Every day I got to come home to a home and a family that loves me and feels loved and where I have more than enough food and clothes and places to keep my stuff. I got to come home to a garden, and not just any garden, but a garden my daughter had made for me to enjoy. I got to come home to roses and I could avoid the thorns or get a band aide if I pricked my finger on a thorn. I thought about the defendant in the trial who would have many years where he would never see a garden, let alone tend one.
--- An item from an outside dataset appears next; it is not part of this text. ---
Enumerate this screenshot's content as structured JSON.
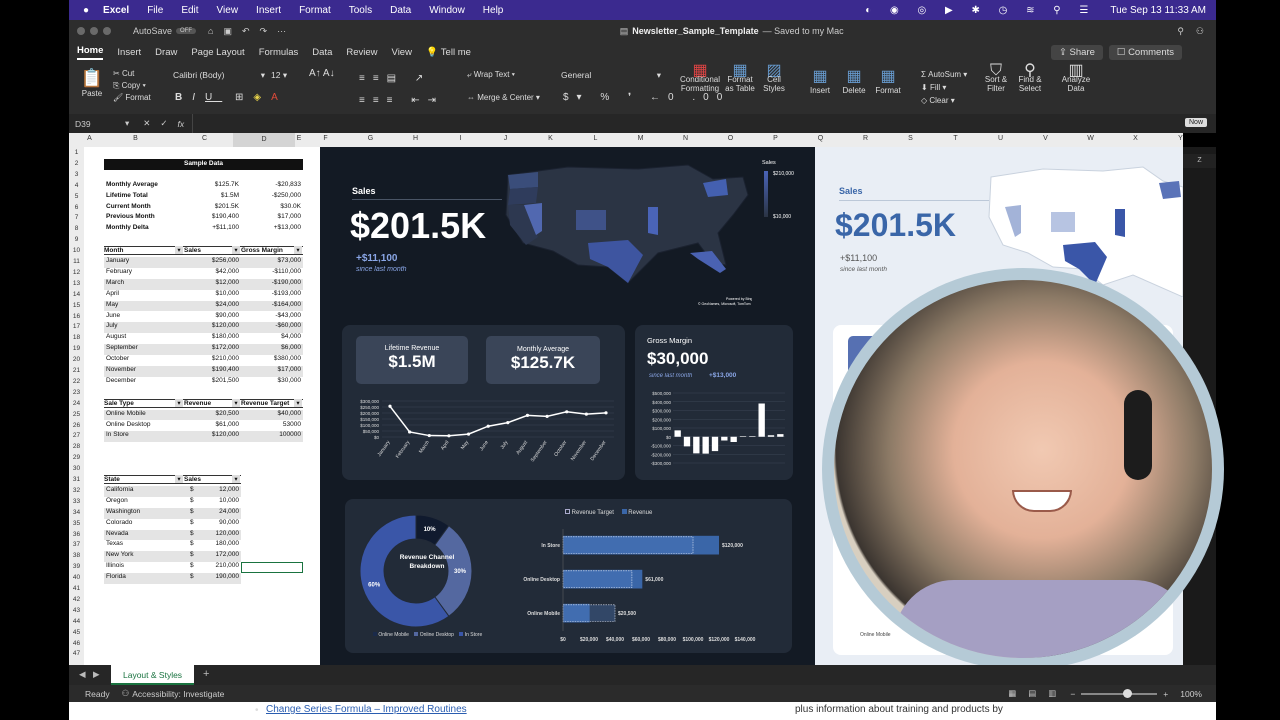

I thought about the families of the victims who would never have their son or daughter make them something beautiful, like my daughter made my garden for me. I thought about the homeless folks who didn’t have any where but a cold or hot sidewalk to lay their heads at night. I thought about the judges and detectives and cops and prosecutors and defense attorneys and courthouse guards who every day go back into the world hoping for justice and also, I hope, praying not to get so jaded or worn down that they give up caring. And after my journey in the City of Los Angeles, I am still asking to know a better answer to the question, “How Shall I Then Live?”